Last April, Canal Winchester residents turned in nearly 100 pounds of pills at the Diley Ridge drive-up site. Throughout the country, Americans turned in 447 tons (over 893,000 pounds) of prescription drugs at almost 5,400 sites operated by the DEA and more than 4,200 of its state and local law enforcement partners. Overall, in its 11 previous Take Back events, DEA and its partners have taken in over 6.4 million pounds—about 3,200 tons—of pills. Since joining the DEA program in 2011, more than 200,000 prescription pills have been collected at the Diley Ridge drop off location. “We hope everyone in the area will again take advantage of this opportunity to dispose of their expired and unwanted medications,” said Mayor Michael Ebert. “We’d like to thank our partners and volunteers who help make this event possible, and to thank Diley Ridge Medical Center for allowing us to use their property.”

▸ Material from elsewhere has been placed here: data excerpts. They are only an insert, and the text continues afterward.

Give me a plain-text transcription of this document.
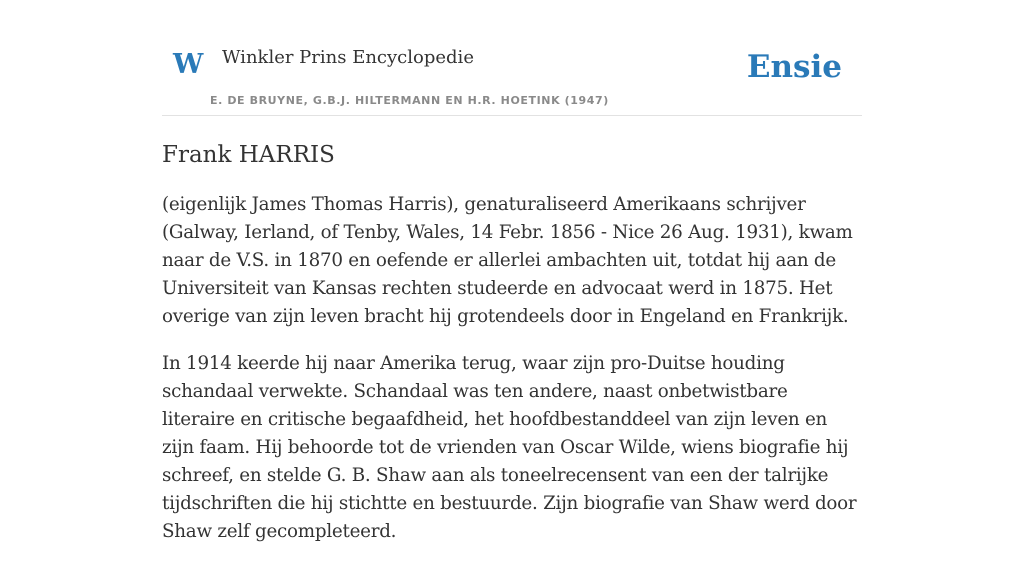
W Winkler Prins Encyclopedie
E. DE BRUYNE, G.B.J. HILTERMANN EN H.R. HOETINK (1947)
Ensie
Frank HARRIS

(eigenlijk James Thomas Harris), genaturaliseerd Amerikaans schrijver (Galway, Ierland, of Tenby, Wales, 14 Febr. 1856 - Nice 26 Aug. 1931), kwam naar de V.S. in 1870 en oefende er allerlei ambachten uit, totdat hij aan de Universiteit van Kansas rechten studeerde en advocaat werd in 1875. Het overige van zijn leven bracht hij grotendeels door in Engeland en Frankrijk.

In 1914 keerde hij naar Amerika terug, waar zijn pro-Duitse houding schandaal verwekte. Schandaal was ten andere, naast onbetwistbare literaire en critische begaafdheid, het hoofdbestanddeel van zijn leven en zijn faam. Hij behoorde tot de vrienden van Oscar Wilde, wiens biografie hij schreef, en stelde G. B. Shaw aan als toneelrecensent van een der talrijke tijdschriften die hij stichtte en bestuurde. Zijn biografie van Shaw werd door Shaw zelf gecompleteerd.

This initiative addresses a vital public safety and public health issue. Medicines that languish in home cabinets are highly susceptible to diversion, misuse, and abuse. Rates of prescription drug abuse in the U.S. are alarmingly high, as are the number of accidental poisonings and overdoses due to these drugs. Studies show that a majority of abused prescription drugs are obtained from family and friends, including from the home medicine cabinet. In addition, Americans are now advised that their usual methods for disposing of unused medicines—flushing them down the toilet or throwing them in the trash—both pose potential safety and health hazards.